Arizona Supreme Court Rules religion over discrimination

Category:  Opinions
Friday, September 27th, 2019 at 11:03 AM

The Arizona Supreme Court recently ruled in favor of two Phoenix artists, stating they did not have to make wedding invitations for a same-sex couple. The city of Phoenix has an ordinance making it illegal to discriminate against someone for their sexual orientation, gender identity or expression. However, in Arizona and in federal civil rights laws, there is no language preventing discrimination based on sexual orientation, thus making it legal for the court ruling in favor of the designers.

The court also claimed that forcing them to produce art for the couple would be a violation of freedom of religion and speech.
The owners, Joanna Duka and Breanna Koski, are both Christians who want to run their business according to their values. In all fairness, it is a private business, and they do have a right to run it however they want and refuse service to anybody. It does, however, seem incredibly unwise as a business practice.

The business, Brush and Nib Studio, has a description on the website that states they are supposed to, “specialize in creating custom hand-painted and hand-lettered wedding invitations, invitation suites, envelopes, save the dates, programs, menus, table numbers, place cards, wedding decor, and more.” Weddings are their thing, yet they are still refusing to help a whole group of people based on their religion, and in turn, missing out on a huge client base and a lot of money.
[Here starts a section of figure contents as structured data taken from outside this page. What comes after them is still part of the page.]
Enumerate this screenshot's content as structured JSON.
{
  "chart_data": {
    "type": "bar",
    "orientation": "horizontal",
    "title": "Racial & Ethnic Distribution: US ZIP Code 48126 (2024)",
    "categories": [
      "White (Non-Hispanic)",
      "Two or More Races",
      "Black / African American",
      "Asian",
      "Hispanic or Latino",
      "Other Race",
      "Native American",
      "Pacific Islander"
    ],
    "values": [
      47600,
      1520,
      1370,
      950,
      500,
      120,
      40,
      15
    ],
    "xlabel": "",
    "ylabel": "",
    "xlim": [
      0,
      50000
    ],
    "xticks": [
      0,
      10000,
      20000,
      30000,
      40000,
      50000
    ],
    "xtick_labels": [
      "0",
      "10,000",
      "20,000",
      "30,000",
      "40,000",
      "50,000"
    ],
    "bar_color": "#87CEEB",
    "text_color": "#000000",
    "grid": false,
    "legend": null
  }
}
Moving on to more moral reasons, it is, at the end of the day, discrimination. If the designers refused to serve almost any other group of people they wouldn’t be having this debate on whether religion comes before discrimination. It would be seen as abject and wrong. If Duka and Koski refused to serve Muslims because they didn’t have the same beliefs, it would not be a question as to whether the designers’ freedom of religion was being violated, it would be clear that a bigger issue was at hand.

Article two, section 36 of the Arizona State Constitution states: “this state shall not grant preferential treatment to or discriminate against any individual or group on the basis of race, sex, color, ethnicity or national origin in the operation of public employment, public education or public contracting.” Even if it didn’t, they could still reference the first amendment in the U.S. Constitution that says people have a right to freedom of speech, press, religion, assembly and petition. However, because the state and federal laws don’t include sexual orientation, the LGBTQIA+ community is not protected from discrimination, but morally, they should be.

In this situation, social media could be, and historically has been, used as a tool to start entire movements toward progression. Rallying people nationally and internationally could bring further awareness to the fact that the U.S. law is not morally correct. It could start a grassroots movement, isolating even more of their potential clients than their outdated practices already do.

There is an upside to all of this. According to CNN, attorney Jonathan Scruggs, who represented the designers, said: “This ruling transcends this particular subject matter. It protects atheist musicians from being forced to perform at Easter services. It protects LGBT web designers from being forced to create websites criticizing same-sex marriage.” This idea that Scruggs brings to the table makes sense. A black person should have the right to deny service to a Neo-Nazi. This logic could potentially help progressive movements in the future, but that doesn’t change the way things are now.

It’s safe to say there’s something incredibly wrong with the Arizona court system. They are blatantly allowing discrimination based on a tiny technicality.